Most of the mobile devices sold in the US have to wait a long while for security updates to be developed and deployed, and that's just if you're lucky enough to get one. Most phones don't come with any guarantee of security updates, and government regulators are starting to wonder why. The Federal Communications Commission (FCC) and Federal Trade Commission (FTC) are on the case.
The agencies are conducting separate but parallel inquiries into how mobile device makers manage important security updates. As more people use smartphones as their main computing devices, gaps in security are increasingly problematic. The FCC specifically cites the Stagefright vulnerability as an example of important patches that aren't always deployed to everyone in a timely manner (or at all). The agencies worry that older devices may be left behind too quickly and the delays for devices that do get patches are too long.

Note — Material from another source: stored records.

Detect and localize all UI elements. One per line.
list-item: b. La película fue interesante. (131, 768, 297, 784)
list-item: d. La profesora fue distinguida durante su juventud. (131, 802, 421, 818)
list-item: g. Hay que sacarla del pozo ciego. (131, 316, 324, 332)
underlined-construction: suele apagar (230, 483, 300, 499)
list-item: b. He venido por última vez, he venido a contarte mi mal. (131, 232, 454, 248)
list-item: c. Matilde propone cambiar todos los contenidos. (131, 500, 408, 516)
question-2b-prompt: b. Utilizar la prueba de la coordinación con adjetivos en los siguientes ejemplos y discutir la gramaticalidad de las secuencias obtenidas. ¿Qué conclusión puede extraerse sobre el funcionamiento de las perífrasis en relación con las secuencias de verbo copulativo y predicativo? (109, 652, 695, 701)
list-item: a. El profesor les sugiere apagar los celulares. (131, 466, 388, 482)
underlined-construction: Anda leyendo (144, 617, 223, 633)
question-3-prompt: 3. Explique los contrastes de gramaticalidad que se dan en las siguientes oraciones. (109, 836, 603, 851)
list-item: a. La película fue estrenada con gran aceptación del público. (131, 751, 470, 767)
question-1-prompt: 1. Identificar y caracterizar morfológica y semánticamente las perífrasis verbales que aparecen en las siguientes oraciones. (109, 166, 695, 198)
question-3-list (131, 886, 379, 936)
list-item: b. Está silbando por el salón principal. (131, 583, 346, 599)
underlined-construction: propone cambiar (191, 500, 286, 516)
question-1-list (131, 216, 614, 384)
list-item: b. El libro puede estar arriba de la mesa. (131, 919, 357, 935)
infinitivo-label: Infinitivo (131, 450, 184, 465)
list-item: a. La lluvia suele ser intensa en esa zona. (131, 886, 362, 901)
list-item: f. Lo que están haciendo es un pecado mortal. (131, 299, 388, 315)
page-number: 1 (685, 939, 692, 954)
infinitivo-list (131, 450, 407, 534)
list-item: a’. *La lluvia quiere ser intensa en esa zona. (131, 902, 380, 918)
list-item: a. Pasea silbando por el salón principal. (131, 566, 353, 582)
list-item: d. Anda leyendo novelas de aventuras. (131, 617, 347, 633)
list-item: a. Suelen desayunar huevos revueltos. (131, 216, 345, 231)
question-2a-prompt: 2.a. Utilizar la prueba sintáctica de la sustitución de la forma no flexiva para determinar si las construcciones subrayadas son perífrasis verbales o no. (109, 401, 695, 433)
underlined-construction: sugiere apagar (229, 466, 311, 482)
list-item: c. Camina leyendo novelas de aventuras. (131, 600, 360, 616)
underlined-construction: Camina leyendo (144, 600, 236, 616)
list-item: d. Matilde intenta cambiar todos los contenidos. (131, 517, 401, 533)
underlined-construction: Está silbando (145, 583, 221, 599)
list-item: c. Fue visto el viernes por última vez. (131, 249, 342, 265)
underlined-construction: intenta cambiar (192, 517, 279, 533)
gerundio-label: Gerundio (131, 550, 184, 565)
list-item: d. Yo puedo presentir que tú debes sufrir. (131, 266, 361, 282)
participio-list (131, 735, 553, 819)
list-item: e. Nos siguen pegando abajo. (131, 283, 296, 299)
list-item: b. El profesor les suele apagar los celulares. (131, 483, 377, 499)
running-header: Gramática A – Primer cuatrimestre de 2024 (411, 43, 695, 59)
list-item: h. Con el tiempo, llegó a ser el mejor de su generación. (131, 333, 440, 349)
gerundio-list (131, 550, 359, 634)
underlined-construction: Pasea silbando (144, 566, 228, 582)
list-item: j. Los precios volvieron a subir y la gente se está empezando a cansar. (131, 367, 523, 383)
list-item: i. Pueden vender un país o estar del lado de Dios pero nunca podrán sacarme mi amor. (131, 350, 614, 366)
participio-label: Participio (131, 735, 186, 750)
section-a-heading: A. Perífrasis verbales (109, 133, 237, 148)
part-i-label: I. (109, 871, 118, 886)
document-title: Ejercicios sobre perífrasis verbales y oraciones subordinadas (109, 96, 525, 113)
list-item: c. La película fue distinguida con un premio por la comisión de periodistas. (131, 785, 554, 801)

According to the FTC, eight companies have been ordered to provide information for the study including Apple, Blackberry, Google, HTC, LG, Microsoft, Motorola, and Samsung. They are being asked to reveal data about how they decide whether or not to patch a device. The agencies are also interested in what devices these companies have sold in the last few years, and which (if any) of them have unpatched vulnerabilities.
Google started pushing monthly patches in the wake of Stagefright, and a few OEMs started doing so as well. However, commitment to deploying patches across the industry has been spotty at best. It's nice that regulators are interested in strengthening security in consumer devices, but the glacial pace of these agencies means it will probably be a long time before anything comes of it.